Meses después, precisamente el 11 de septiembre de 1965, viajé a España, con la intención de comenzar a estudiar medicina. Luego de legalizar mis documentos de estudiante en Madrid, viajé a la ciudad de Granada, donde habría de inscribirme en la Facultad de Ciencias de la Salud. Y una noche, mientras cenaba en un comedor estudiantil, se produjo el milagro: conocí a Renato González, al cual sólo lo había oído mencionar, cuando hablaban de la prisión en La 40 de las hermanas Mirabal y de los muchachos González, entre otros. Y desde ese momento, junto con otros salcedenses, empezamos a compartir un apartamento en el No. 22 de la calle Conde Cifuentes, no muy lejos de Recogidas, una de las principales vías granadinas.
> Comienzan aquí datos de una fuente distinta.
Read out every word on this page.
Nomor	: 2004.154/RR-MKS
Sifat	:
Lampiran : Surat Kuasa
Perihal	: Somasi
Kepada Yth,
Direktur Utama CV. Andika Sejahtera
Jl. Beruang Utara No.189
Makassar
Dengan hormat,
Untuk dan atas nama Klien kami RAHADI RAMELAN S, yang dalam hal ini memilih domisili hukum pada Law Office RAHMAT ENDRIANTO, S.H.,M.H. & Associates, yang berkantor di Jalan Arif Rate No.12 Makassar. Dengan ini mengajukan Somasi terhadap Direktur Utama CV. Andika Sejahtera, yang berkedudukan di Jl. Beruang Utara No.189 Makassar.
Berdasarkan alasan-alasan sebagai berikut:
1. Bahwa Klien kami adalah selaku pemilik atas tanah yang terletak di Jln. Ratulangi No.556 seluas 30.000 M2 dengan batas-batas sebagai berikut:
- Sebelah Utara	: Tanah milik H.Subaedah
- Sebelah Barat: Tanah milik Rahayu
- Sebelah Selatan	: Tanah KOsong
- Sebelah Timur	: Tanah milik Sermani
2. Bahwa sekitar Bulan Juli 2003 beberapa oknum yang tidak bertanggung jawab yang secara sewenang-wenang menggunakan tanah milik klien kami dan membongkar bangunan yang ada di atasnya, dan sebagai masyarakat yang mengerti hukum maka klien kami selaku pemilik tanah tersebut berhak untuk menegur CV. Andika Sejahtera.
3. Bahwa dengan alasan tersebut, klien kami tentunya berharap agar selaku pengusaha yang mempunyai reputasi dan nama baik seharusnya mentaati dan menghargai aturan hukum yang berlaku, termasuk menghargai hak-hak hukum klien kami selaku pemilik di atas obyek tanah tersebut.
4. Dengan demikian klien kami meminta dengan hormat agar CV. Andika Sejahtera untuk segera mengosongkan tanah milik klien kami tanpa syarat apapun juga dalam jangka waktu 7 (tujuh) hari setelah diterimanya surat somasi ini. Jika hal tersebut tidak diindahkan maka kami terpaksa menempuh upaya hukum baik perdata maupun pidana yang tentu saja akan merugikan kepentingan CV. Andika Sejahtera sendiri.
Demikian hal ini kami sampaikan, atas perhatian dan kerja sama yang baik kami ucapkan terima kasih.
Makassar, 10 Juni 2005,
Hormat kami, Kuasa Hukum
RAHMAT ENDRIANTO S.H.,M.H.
El Renato González que ahora recuerdo, es un muchacho alto, moreno, de pelo muy negro, con gafas de aumento, amante de la música, de la lectura y del buen vestir. Había empezado a estudiar en la Universidad de Santo Domingo, pero, cuando ya estaba en cuarto o quinto año de medicina, vino la Revolución y ya el cuento es sabido. Entre nosotros había una diferencia de edades, de unos cinco años, pero nuestra empatía fue creciendo, y en los ratos de ocio, íbamos al cine, o hablábamos de libros, o subíamos a los jardines del Generalife, donde nos poníamos a conversar, mientras fumábamos, acerca de su participación en el Movimiento 14 de Junio.
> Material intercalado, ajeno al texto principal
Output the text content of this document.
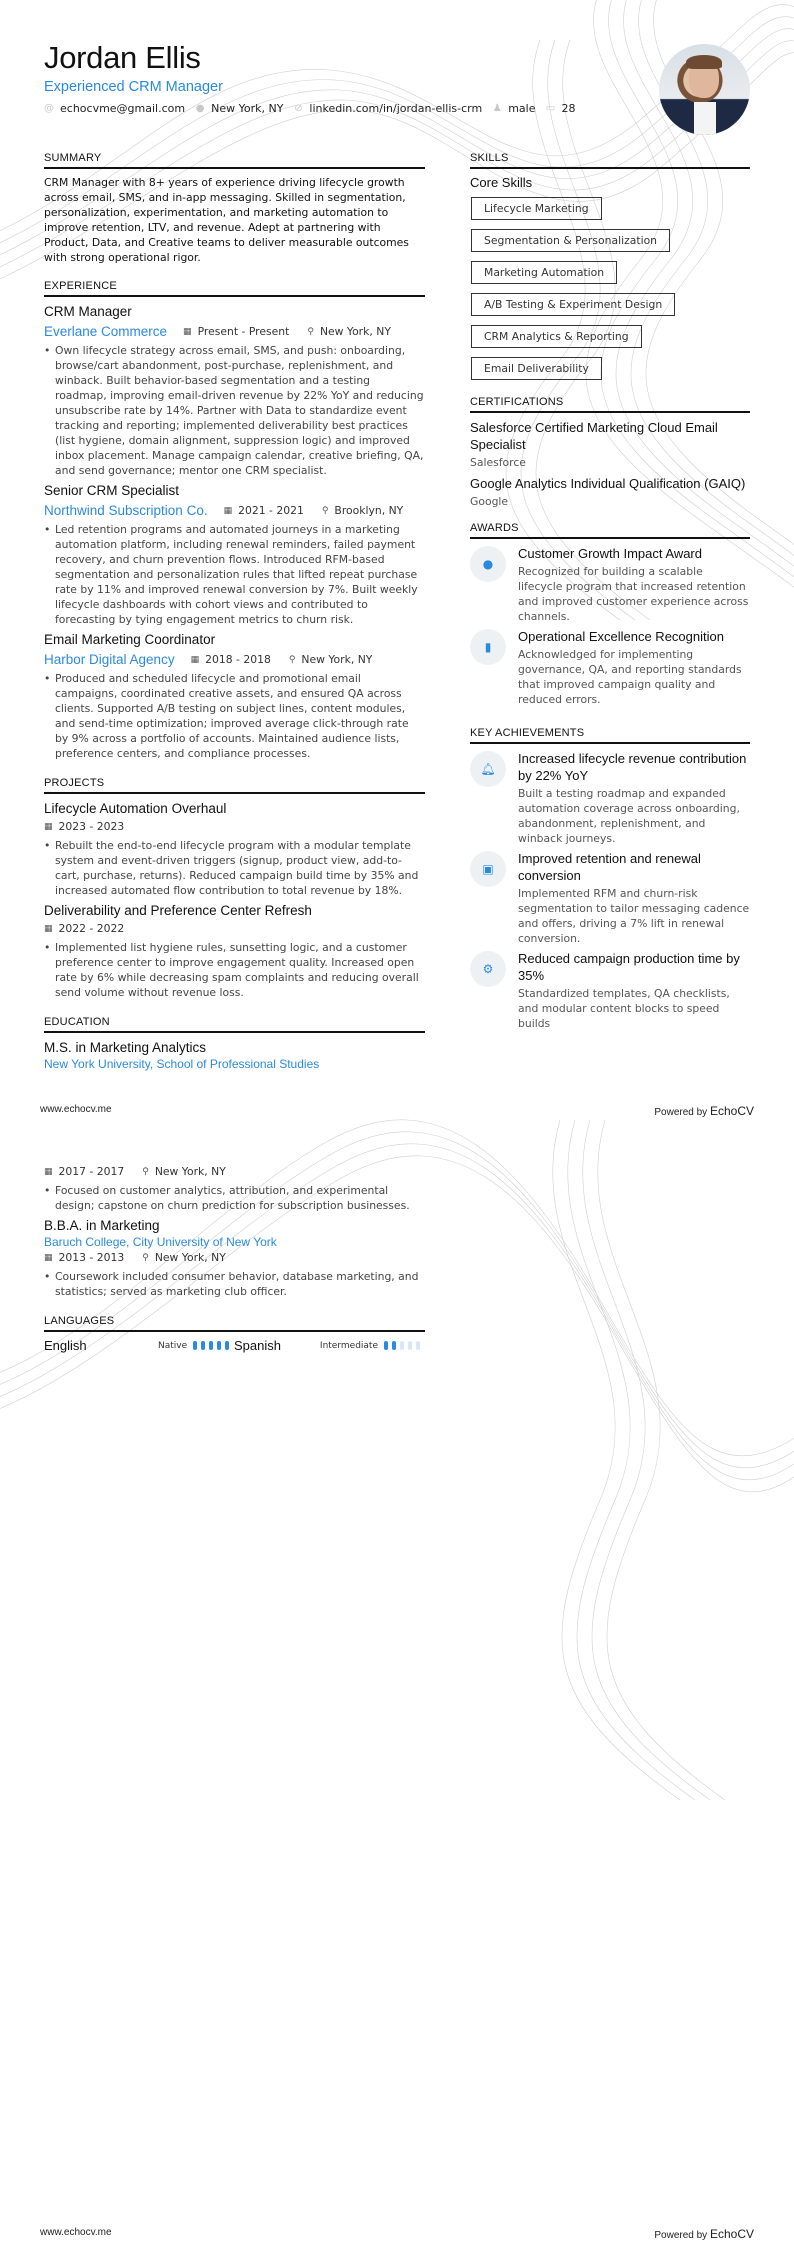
Jordan Ellis
Experienced CRM Manager
@ echocvme@gmail.com ● New York, NY ⊘ linkedin.com/in/jordan-ellis-crm ♟ male ▭ 28
SUMMARY
CRM Manager with 8+ years of experience driving lifecycle growth across email, SMS, and in-app messaging. Skilled in segmentation, personalization, experimentation, and marketing automation to improve retention, LTV, and revenue. Adept at partnering with Product, Data, and Creative teams to deliver measurable outcomes with strong operational rigor.
EXPERIENCE
CRM Manager
Everlane Commerce ▦ Present - Present ⚲ New York, NY
• Own lifecycle strategy across email, SMS, and push: onboarding, browse/cart abandonment, post-purchase, replenishment, and winback. Built behavior-based segmentation and a testing roadmap, improving email-driven revenue by 22% YoY and reducing unsubscribe rate by 14%. Partner with Data to standardize event tracking and reporting; implemented deliverability best practices (list hygiene, domain alignment, suppression logic) and improved inbox placement. Manage campaign calendar, creative briefing, QA, and send governance; mentor one CRM specialist.
Senior CRM Specialist
Northwind Subscription Co. ▦ 2021 - 2021 ⚲ Brooklyn, NY
• Led retention programs and automated journeys in a marketing automation platform, including renewal reminders, failed payment recovery, and churn prevention flows. Introduced RFM-based segmentation and personalization rules that lifted repeat purchase rate by 11% and improved renewal conversion by 7%. Built weekly lifecycle dashboards with cohort views and contributed to forecasting by tying engagement metrics to churn risk.
Email Marketing Coordinator
Harbor Digital Agency ▦ 2018 - 2018 ⚲ New York, NY
• Produced and scheduled lifecycle and promotional email campaigns, coordinated creative assets, and ensured QA across clients. Supported A/B testing on subject lines, content modules, and send-time optimization; improved average click-through rate by 9% across a portfolio of accounts. Maintained audience lists, preference centers, and compliance processes.
PROJECTS
Lifecycle Automation Overhaul
▦ 2023 - 2023
• Rebuilt the end-to-end lifecycle program with a modular template system and event-driven triggers (signup, product view, add-to-cart, purchase, returns). Reduced campaign build time by 35% and increased automated flow contribution to total revenue by 18%.
Deliverability and Preference Center Refresh
▦ 2022 - 2022
• Implemented list hygiene rules, sunsetting logic, and a customer preference center to improve engagement quality. Increased open rate by 6% while decreasing spam complaints and reducing overall send volume without revenue loss.
EDUCATION
M.S. in Marketing Analytics
New York University, School of Professional Studies
SKILLS
Core Skills
Lifecycle Marketing
Segmentation & Personalization
Marketing Automation
A/B Testing & Experiment Design
CRM Analytics & Reporting
Email Deliverability
CERTIFICATIONS
Salesforce Certified Marketing Cloud Email Specialist
Salesforce
Google Analytics Individual Qualification (GAIQ)
Google
AWARDS
●
Customer Growth Impact Award
Recognized for building a scalable lifecycle program that increased retention and improved customer experience across channels.
▮
Operational Excellence Recognition
Acknowledged for implementing governance, QA, and reporting standards that improved campaign quality and reduced errors.
KEY ACHIEVEMENTS
🔔︎
Increased lifecycle revenue contribution by 22% YoY
Built a testing roadmap and expanded automation coverage across onboarding, abandonment, replenishment, and winback journeys.
▣
Improved retention and renewal conversion
Implemented RFM and churn-risk segmentation to tailor messaging cadence and offers, driving a 7% lift in renewal conversion.
⚙
Reduced campaign production time by 35%
Standardized templates, QA checklists, and modular content blocks to speed builds
www.echocv.me	Powered by EchoCV
▦ 2017 - 2017 ⚲ New York, NY
• Focused on customer analytics, attribution, and experimental design; capstone on churn prediction for subscription businesses.
B.B.A. in Marketing
Baruch College, City University of New York
▦ 2013 - 2013 ⚲ New York, NY
• Coursework included consumer behavior, database marketing, and statistics; served as marketing club officer.
LANGUAGES
English	Native	Spanish	Intermediate
www.echocv.me	Powered by EchoCV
Dos años después, en 1967, cuando regresé a Republica Dominicana, ya en mi mente se habían cristalizado aquellos recuerdos que tuvieron su punto de partida en los días que siguieron al 14 de junio del año 1959, cuando empezando una convalecencia, sentí un doble sentimiento: por una parte, un profundo respeto por el soldado que había caído en Constanza, cumpliendo con su deber; por la otra, una gran admiración por esos guerrilleros, que yo no conocía, pero que habían arriesgado sus vidas para liberar a la patria de la tiranía.
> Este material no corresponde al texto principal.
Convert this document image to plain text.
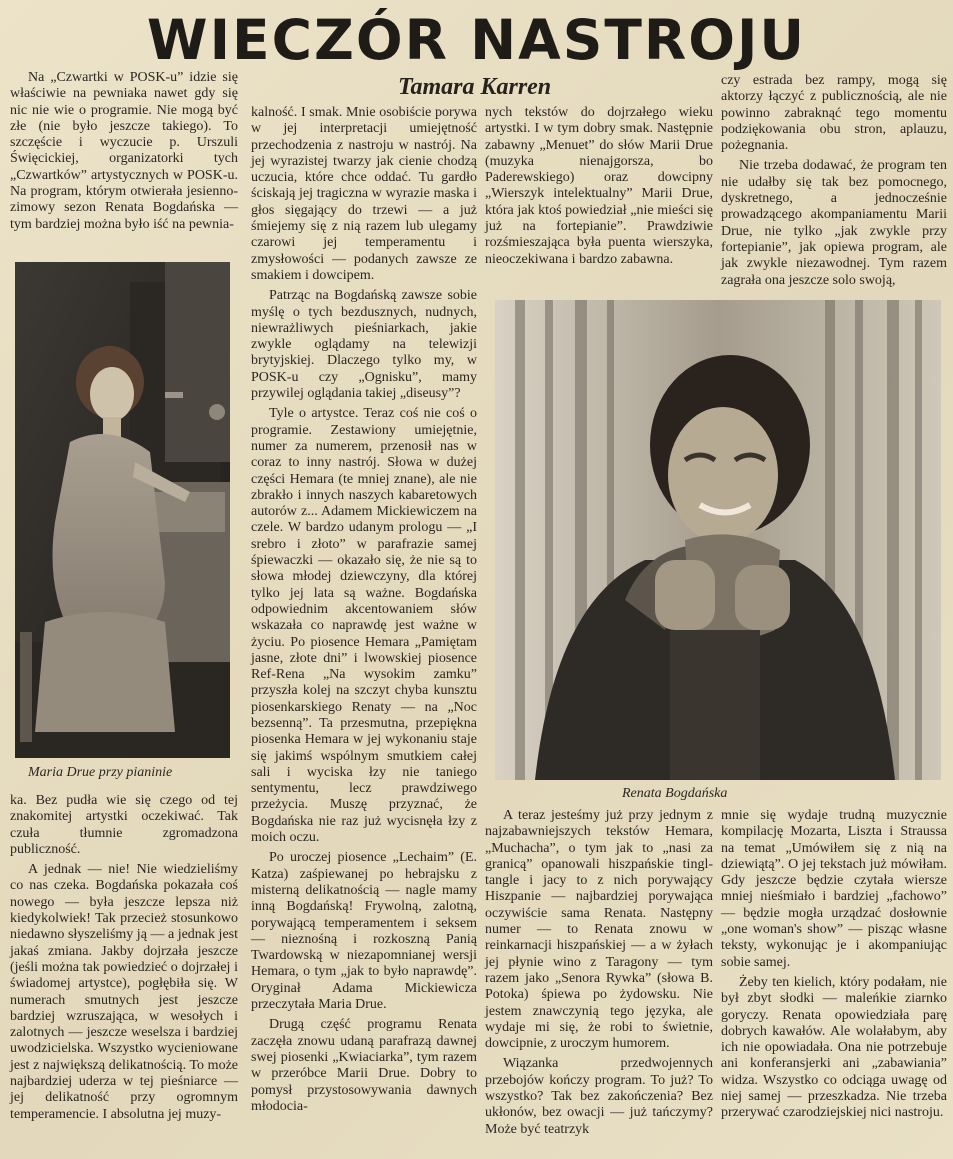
WIECZÓR NASTROJU
Tamara Karren

Na „Czwartki w POSK-u” idzie się właściwie na pewniaka nawet gdy się nic nie wie o programie. Nie mogą być złe (nie było jeszcze takiego). To szczęście i wyczucie p. Urszuli Święcickiej, organizatorki tych „Czwartków” artystycznych w POSK-u. Na program, którym otwierała jesienno-zimowy sezon Renata Bogdańska — tym bardziej można było iść na pewnia-

Maria Drue przy pianinie

ka. Bez pudła wie się czego od tej znakomitej artystki oczekiwać. Tak czuła tłumnie zgromadzona publiczność.

A jednak — nie! Nie wiedzieliśmy co nas czeka. Bogdańska pokazała coś nowego — była jeszcze lepsza niż kiedykolwiek! Tak przecież stosunkowo niedawno słyszeliśmy ją — a jednak jest jakaś zmiana. Jakby dojrzała jeszcze (jeśli można tak powiedzieć o dojrzałej i świadomej artystce), pogłębiła się. W numerach smutnych jest jeszcze bardziej wzruszająca, w wesołych i zalotnych — jeszcze weselsza i bardziej uwodzicielska. Wszystko wycieniowane jest z największą delikatnością. To może najbardziej uderza w tej pieśniarce — jej delikatność przy ogromnym temperamencie. I absolutna jej muzy-

kalność. I smak. Mnie osobiście porywa w jej interpretacji umiejętność przechodzenia z nastroju w nastrój. Na jej wyrazistej twarzy jak cienie chodzą uczucia, które chce oddać. Tu gardło ściskają jej tragiczna w wyrazie maska i głos sięgający do trzewi — a już śmiejemy się z nią razem lub ulegamy czarowi jej temperamentu i zmysłowości — podanych zawsze ze smakiem i dowcipem.

Patrząc na Bogdańską zawsze sobie myślę o tych bezdusznych, nudnych, niewrażliwych pieśniarkach, jakie zwykle oglądamy na telewizji brytyjskiej. Dlaczego tylko my, w POSK-u czy „Ognisku”, mamy przywilej oglądania takiej „diseusy”?

Tyle o artystce. Teraz coś nie coś o programie. Zestawiony umiejętnie, numer za numerem, przenosił nas w coraz to inny nastrój. Słowa w dużej części Hemara (te mniej znane), ale nie zbrakło i innych naszych kabaretowych autorów z... Adamem Mickiewiczem na czele. W bardzo udanym prologu — „I srebro i złoto” w parafrazie samej śpiewaczki — okazało się, że nie są to słowa młodej dziewczyny, dla której tylko jej lata są ważne. Bogdańska odpowiednim akcentowaniem słów wskazała co naprawdę jest ważne w życiu. Po piosence Hemara „Pamiętam jasne, złote dni” i lwowskiej piosence Ref-Rena „Na wysokim zamku” przyszła kolej na szczyt chyba kunsztu piosenkarskiego Renaty — na „Noc bezsenną”. Ta przesmutna, przepiękna piosenka Hemara w jej wykonaniu staje się jakimś wspólnym smutkiem całej sali i wyciska łzy nie taniego sentymentu, lecz prawdziwego przeżycia. Muszę przyznać, że Bogdańska nie raz już wycisnęła łzy z moich oczu.

Po uroczej piosence „Lechaim” (E. Katza) zaśpiewanej po hebrajsku z misterną delikatnością — nagle mamy inną Bogdańską! Frywolną, zalotną, porywającą temperamentem i seksem — nieznośną i rozkoszną Panią Twardowską w niezapomnianej wersji Hemara, o tym „jak to było naprawdę”. Oryginał Adama Mickiewicza przeczytała Maria Drue.

Drugą część programu Renata zaczęła znowu udaną parafrazą dawnej swej piosenki „Kwiaciarka”, tym razem w przeróbce Marii Drue. Dobry to pomysł przystosowywania dawnych młodocia-

nych tekstów do dojrzałego wieku artystki. I w tym dobry smak. Następnie zabawny „Menuet” do słów Marii Drue (muzyka nienajgorsza, bo Paderewskiego) oraz dowcipny „Wierszyk intelektualny” Marii Drue, która jak ktoś powiedział „nie mieści się już na fortepianie”. Prawdziwie rozśmieszająca była puenta wierszyka, nieoczekiwana i bardzo zabawna.

czy estrada bez rampy, mogą się aktorzy łączyć z publicznością, ale nie powinno zabraknąć tego momentu podziękowania obu stron, aplauzu, pożegnania.

Nie trzeba dodawać, że program ten nie udałby się tak bez pomocnego, dyskretnego, a jednocześnie prowadzącego akompaniamentu Marii Drue, nie tylko „jak zwykle przy fortepianie”, jak opiewa program, ale jak zwykle niezawodnej. Tym razem zagrała ona jeszcze solo swoją,

Renata Bogdańska

A teraz jesteśmy już przy jednym z najzabawniejszych tekstów Hemara, „Muchacha”, o tym jak to „nasi za granicą” opanowali hiszpańskie tingl-tangle i jacy to z nich porywający Hiszpanie — najbardziej porywająca oczywiście sama Renata. Następny numer — to Renata znowu w reinkarnacji hiszpańskiej — a w żyłach jej płynie wino z Taragony — tym razem jako „Senora Rywka” (słowa B. Potoka) śpiewa po żydowsku. Nie jestem znawczynią tego języka, ale wydaje mi się, że robi to świetnie, dowcipnie, z uroczym humorem.

Wiązanka przedwojennych przebojów kończy program. To już? To wszystko? Tak bez zakończenia? Bez ukłonów, bez owacji — już tańczymy? Może być teatrzyk

mnie się wydaje trudną muzycznie kompilację Mozarta, Liszta i Straussa na temat „Umówiłem się z nią na dziewiątą”. O jej tekstach już mówiłam. Gdy jeszcze będzie czytała wiersze mniej nieśmiało i bardziej „fachowo” — będzie mogła urządzać dosłownie „one woman's show” — pisząc własne teksty, wykonując je i akompaniując sobie samej.

Żeby ten kielich, który podałam, nie był zbyt słodki — maleńkie ziarnko goryczy. Renata opowiedziała parę dobrych kawałów. Ale wolałabym, aby ich nie opowiadała. Ona nie potrzebuje ani konferansjerki ani „zabawiania” widza. Wszystko co odciąga uwagę od niej samej — przeszkadza. Nie trzeba przerywać czarodziejskiej nici nastroju.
De esta manera, el soldado Regalado; los héroes y mártires del desembarco de Constanza, Maimón y Estero Hondo; los salcedense que cayeron presos cuando descubrieron el complot del 14 de Junio –Fe Ortega, Fafico Mena, Sina Cabral, Fafa Taveras, Nicolás Rodríguez, Sombe Florencio, José Guzmán, los hermanos Alfaú, José Toribio Bretón, y los muchachos González, entre otros-; las hermanas Patria, Minerva y María Teresa Mirabal, sepultadas en una tardecita gris entre chirridos de ataúdes chocando contra el cemento; la casa curial, de madera, con olor a naftalina, cuyo interior parecía una enorme caja cubierta de celofán e iluminada por luces fluorescentes, donde supe, mediante la confidencia de un seminarista, que la tiranía estaba cerca de su desenlace; aquel Viernes Santo del año 1961, cuando mi madre mostró un gran coraje durante la procesión del Santo Entierro; el volante con las fotos de los que ajusticiaron a Rafael Trujillo Molina; las ráfagas de heroísmo que llegaban hasta Salcedo, durante la Revolución de Abril de 1965; y finalmente, la amistad con Renato González, en la Granada franquista, se habían convertido para mí, en vínculos venerables, en diosas y dioses que existían en un tiempo mítico, en un continuum infinito, oficiando sus rituales en los espacios sagrados de mi memoria.